Abstract
In the 70-plus years of clinically applied cardiopulmonary bypass, the training of that specialist operator, or perfusionist, has been through several stages. Perfusion was not a field that was easily identified as a possible career path when students were studying in secondary school or college. Established curricula found in physician and nursing training did not exist in extracorporeal technology education when the field was born. Many of the early operators of the heart-lung machine were often selected by cardiac surgeons to support their existing institutional program. These individuals acquired the skillset by sitting next to the technician who assembled and ran the pump. The goal was to learn the mechanics of the machine and follow the surgical commands during operations. Many of the goals were simple: maintain a set blood flow rate, blood pressure, and administer sufficient anticoagulant empirically so the large volume circuit did not develop clots. Often blood gases were optional. Those individuals could have been a nurse, lab technologist, or even someone without a science background, but eager to learn a new skill.

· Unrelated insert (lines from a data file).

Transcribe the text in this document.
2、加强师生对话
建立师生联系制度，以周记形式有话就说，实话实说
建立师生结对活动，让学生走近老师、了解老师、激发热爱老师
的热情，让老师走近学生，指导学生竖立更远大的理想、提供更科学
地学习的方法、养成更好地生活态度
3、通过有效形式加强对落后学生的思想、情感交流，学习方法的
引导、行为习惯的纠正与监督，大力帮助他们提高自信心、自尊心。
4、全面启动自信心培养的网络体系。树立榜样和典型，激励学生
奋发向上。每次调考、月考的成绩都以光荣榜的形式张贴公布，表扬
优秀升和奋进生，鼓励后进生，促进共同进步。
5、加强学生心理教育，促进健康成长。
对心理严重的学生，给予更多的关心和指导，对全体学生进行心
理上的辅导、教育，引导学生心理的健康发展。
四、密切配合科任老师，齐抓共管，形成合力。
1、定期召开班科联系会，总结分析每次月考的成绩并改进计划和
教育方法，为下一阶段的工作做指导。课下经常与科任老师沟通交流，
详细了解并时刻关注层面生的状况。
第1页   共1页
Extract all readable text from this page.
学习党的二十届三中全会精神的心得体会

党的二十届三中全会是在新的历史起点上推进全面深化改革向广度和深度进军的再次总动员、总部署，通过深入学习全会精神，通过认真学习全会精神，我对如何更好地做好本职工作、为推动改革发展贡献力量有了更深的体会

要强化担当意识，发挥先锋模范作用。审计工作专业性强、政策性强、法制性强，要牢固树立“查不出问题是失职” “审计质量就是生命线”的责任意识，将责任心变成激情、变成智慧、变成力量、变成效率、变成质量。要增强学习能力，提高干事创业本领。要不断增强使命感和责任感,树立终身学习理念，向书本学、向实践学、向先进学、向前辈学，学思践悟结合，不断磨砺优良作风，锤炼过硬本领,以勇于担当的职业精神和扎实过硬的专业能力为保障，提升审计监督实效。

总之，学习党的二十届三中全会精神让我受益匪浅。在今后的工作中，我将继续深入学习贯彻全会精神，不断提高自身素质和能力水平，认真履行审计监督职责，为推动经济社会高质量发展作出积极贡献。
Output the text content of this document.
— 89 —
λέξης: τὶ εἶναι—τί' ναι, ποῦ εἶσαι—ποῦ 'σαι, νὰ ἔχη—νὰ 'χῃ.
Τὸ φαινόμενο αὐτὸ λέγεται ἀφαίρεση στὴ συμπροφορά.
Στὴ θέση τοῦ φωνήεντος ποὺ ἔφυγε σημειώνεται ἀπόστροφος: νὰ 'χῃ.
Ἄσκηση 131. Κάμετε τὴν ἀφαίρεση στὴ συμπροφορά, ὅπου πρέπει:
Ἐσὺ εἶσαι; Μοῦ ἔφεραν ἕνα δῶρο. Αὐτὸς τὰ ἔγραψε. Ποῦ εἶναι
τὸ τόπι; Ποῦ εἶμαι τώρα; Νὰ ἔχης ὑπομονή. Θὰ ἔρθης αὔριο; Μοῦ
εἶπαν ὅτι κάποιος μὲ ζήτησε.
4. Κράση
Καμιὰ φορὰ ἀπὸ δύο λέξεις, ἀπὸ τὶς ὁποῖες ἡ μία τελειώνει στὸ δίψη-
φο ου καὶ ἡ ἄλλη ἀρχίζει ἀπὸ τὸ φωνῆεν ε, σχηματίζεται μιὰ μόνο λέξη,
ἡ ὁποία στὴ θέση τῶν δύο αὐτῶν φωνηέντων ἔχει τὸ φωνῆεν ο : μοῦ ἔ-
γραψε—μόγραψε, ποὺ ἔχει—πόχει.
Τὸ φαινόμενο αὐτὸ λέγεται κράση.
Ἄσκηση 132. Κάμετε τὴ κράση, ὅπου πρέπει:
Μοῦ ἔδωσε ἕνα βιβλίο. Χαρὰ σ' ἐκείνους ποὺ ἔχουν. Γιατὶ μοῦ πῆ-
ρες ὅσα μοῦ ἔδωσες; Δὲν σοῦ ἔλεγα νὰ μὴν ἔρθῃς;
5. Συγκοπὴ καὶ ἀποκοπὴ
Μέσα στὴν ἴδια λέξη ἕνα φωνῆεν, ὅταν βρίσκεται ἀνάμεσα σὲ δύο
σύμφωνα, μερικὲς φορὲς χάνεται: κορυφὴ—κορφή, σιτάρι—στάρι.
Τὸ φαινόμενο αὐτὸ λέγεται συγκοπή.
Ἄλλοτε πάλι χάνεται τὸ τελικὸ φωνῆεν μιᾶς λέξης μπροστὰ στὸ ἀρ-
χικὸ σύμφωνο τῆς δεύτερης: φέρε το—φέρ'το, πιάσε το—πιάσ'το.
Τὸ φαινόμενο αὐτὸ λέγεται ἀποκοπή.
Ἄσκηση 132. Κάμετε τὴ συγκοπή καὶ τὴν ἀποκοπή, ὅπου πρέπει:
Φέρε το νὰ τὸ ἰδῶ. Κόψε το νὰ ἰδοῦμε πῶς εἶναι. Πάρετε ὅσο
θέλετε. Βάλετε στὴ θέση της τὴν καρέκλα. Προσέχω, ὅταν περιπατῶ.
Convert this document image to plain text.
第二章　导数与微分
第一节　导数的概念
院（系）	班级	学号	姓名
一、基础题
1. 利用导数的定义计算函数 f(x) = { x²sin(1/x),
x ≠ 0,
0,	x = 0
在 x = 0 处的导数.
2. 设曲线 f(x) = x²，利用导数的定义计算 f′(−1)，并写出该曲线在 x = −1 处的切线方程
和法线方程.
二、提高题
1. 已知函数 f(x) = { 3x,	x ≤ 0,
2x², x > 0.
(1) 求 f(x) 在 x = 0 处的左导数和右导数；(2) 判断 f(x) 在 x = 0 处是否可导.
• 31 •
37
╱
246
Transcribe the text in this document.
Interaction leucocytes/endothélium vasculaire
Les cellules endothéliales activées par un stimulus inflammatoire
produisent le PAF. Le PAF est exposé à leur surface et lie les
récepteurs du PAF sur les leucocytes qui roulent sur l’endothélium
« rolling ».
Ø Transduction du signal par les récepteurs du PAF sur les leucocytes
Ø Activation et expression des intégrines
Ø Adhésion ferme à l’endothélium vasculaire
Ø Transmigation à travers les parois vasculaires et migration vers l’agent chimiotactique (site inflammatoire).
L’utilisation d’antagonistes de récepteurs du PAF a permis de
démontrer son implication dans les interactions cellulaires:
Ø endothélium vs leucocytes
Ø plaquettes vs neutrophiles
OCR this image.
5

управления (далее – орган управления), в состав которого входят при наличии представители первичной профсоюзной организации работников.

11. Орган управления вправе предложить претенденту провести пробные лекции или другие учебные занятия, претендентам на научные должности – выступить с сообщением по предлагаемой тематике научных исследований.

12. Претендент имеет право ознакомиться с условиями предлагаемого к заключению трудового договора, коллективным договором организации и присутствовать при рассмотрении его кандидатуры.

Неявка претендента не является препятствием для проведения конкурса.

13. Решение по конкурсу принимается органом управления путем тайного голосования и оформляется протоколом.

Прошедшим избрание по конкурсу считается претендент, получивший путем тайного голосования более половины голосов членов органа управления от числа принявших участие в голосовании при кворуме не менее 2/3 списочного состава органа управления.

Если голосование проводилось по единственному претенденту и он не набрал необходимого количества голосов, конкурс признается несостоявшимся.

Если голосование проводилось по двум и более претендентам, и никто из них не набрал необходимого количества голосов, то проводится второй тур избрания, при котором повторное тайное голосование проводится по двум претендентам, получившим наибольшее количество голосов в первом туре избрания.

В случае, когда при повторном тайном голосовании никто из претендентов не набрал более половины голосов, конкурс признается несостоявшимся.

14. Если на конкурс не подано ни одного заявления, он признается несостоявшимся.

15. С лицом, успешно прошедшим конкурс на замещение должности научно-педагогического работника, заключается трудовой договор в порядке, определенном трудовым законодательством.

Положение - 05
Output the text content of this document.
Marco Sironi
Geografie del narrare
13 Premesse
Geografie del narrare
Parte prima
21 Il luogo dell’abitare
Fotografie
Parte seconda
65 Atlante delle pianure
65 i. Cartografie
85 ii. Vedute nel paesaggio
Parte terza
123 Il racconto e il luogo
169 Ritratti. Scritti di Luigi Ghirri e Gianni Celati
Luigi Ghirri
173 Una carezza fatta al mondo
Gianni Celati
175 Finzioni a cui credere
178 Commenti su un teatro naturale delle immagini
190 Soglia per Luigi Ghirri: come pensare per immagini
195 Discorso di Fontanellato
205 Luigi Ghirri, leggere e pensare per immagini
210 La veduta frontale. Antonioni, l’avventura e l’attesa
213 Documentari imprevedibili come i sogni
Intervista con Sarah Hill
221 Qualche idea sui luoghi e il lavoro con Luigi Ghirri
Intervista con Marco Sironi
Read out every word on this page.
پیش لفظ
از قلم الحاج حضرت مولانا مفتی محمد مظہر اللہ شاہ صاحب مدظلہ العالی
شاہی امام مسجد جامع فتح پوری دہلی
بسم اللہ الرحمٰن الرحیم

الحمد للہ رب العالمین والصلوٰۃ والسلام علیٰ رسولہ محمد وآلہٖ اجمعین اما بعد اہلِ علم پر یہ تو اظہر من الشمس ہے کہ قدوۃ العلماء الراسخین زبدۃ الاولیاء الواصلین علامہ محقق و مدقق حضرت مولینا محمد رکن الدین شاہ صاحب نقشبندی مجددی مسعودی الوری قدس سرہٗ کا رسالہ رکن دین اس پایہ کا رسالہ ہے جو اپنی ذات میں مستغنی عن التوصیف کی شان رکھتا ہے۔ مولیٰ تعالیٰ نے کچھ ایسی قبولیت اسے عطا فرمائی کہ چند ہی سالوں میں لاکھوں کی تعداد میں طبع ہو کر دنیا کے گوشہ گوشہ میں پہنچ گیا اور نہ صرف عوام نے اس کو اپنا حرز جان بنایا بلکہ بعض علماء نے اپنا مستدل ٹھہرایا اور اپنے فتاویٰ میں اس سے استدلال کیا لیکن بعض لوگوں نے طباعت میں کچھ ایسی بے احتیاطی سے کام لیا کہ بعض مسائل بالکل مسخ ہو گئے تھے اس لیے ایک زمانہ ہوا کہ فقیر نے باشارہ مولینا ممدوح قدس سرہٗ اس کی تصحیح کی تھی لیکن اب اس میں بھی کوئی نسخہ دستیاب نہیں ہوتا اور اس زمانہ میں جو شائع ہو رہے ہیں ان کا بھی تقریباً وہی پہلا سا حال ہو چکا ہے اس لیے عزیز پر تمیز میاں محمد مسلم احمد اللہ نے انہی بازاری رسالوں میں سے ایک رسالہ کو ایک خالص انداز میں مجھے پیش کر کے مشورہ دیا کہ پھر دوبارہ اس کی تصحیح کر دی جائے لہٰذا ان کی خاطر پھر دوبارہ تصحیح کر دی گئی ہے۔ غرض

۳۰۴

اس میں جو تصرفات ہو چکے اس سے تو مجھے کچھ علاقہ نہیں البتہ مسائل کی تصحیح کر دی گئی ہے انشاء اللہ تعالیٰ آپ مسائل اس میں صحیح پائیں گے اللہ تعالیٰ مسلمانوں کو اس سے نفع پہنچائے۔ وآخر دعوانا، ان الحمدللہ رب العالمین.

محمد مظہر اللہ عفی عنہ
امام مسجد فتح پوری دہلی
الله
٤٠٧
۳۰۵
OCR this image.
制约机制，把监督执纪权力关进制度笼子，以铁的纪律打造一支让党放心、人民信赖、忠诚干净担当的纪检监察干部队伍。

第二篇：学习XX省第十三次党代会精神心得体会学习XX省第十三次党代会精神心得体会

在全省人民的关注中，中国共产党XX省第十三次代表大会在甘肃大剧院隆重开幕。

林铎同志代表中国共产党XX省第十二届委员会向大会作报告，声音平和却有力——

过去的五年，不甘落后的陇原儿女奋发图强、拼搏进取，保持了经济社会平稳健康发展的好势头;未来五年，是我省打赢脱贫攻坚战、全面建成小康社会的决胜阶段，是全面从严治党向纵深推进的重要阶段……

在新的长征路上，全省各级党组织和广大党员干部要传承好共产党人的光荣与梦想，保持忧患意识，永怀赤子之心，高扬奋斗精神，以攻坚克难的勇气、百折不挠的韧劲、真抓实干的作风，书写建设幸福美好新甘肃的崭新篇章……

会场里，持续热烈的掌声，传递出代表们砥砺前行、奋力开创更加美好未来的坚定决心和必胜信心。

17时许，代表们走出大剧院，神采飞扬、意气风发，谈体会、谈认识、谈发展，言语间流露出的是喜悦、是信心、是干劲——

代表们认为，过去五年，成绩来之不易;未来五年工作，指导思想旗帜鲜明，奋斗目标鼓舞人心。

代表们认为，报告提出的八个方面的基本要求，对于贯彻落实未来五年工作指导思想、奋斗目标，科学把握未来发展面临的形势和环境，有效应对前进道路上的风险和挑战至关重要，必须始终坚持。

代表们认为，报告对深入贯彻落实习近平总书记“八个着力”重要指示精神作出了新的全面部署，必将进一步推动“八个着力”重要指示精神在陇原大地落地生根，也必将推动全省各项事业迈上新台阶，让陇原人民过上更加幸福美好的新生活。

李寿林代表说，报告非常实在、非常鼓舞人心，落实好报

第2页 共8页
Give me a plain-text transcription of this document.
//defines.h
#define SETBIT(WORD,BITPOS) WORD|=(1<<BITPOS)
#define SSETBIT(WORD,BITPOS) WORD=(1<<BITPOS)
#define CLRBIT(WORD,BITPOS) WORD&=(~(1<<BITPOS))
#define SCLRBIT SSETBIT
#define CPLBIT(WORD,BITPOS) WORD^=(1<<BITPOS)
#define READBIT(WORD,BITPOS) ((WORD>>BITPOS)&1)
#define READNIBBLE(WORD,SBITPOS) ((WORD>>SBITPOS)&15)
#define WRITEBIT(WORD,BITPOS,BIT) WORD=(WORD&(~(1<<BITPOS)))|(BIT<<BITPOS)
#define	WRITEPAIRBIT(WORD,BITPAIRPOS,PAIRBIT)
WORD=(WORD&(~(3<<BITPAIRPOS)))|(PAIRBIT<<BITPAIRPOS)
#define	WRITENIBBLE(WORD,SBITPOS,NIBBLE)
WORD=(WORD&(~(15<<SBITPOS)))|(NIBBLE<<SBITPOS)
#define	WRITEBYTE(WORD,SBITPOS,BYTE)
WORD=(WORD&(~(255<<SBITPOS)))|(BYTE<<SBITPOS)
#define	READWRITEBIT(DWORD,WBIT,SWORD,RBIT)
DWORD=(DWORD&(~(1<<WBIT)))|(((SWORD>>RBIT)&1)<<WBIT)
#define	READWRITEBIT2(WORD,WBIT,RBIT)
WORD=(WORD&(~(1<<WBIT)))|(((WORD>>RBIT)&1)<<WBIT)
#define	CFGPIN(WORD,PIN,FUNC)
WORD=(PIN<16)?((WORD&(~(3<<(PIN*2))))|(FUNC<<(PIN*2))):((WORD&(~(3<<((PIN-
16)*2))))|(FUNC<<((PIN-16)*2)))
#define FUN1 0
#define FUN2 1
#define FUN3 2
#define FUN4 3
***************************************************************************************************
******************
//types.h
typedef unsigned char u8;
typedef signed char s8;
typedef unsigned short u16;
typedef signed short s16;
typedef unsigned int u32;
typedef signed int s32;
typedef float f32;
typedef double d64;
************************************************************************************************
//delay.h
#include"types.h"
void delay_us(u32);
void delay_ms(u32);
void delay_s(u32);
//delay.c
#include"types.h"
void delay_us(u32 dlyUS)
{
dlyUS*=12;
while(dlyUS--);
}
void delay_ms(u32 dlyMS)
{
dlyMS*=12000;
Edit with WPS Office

Many of these “on-job-trained” or OJT technicians embraced their new role and eventually formed the American Society of Extracorporeal Technology (AmSECT). AmSECT provided a place to exchange ideas and embrace the quickly expanding field. A few years later, AmSECT approached the American Medical Association seeking recognition of extracorporeal technology as a new field in health care, but what to call it? After many iterations of using the term “technologist”, the term “perfusionist” was adopted as a more creditable description than a technologist due to limitations in skills, education, and ability than a technician, which had been used earlier.1 Since that time the term perfusionist has been the identity of practitioners in this field and has been adopted and integrated into all educational curriculum and credentialling.
Formal perfusion training programs, as one might associate with a medical school or nursing program, were slow to evolve. This was in part because of the small numbers that would be required to provide care relative to significantly larger numbers of physicians and nurses, not to mention the financial commitment to formalize a training process. Didactic education was limited, for most training was done in the operating room and teaching was absorbed within the department, and was secondary to the clinical schedule of the day. The process of formulating a formal curriculum was also difficult, because many of the physiologic parameters widely understood today were not understood or even measured in contrast to today. Certificates of completion or institutional letters acknowledging on-site training allowed the field to expand to other institutions and were the first steps in acknowledging the skillset that a perfusionist could provide.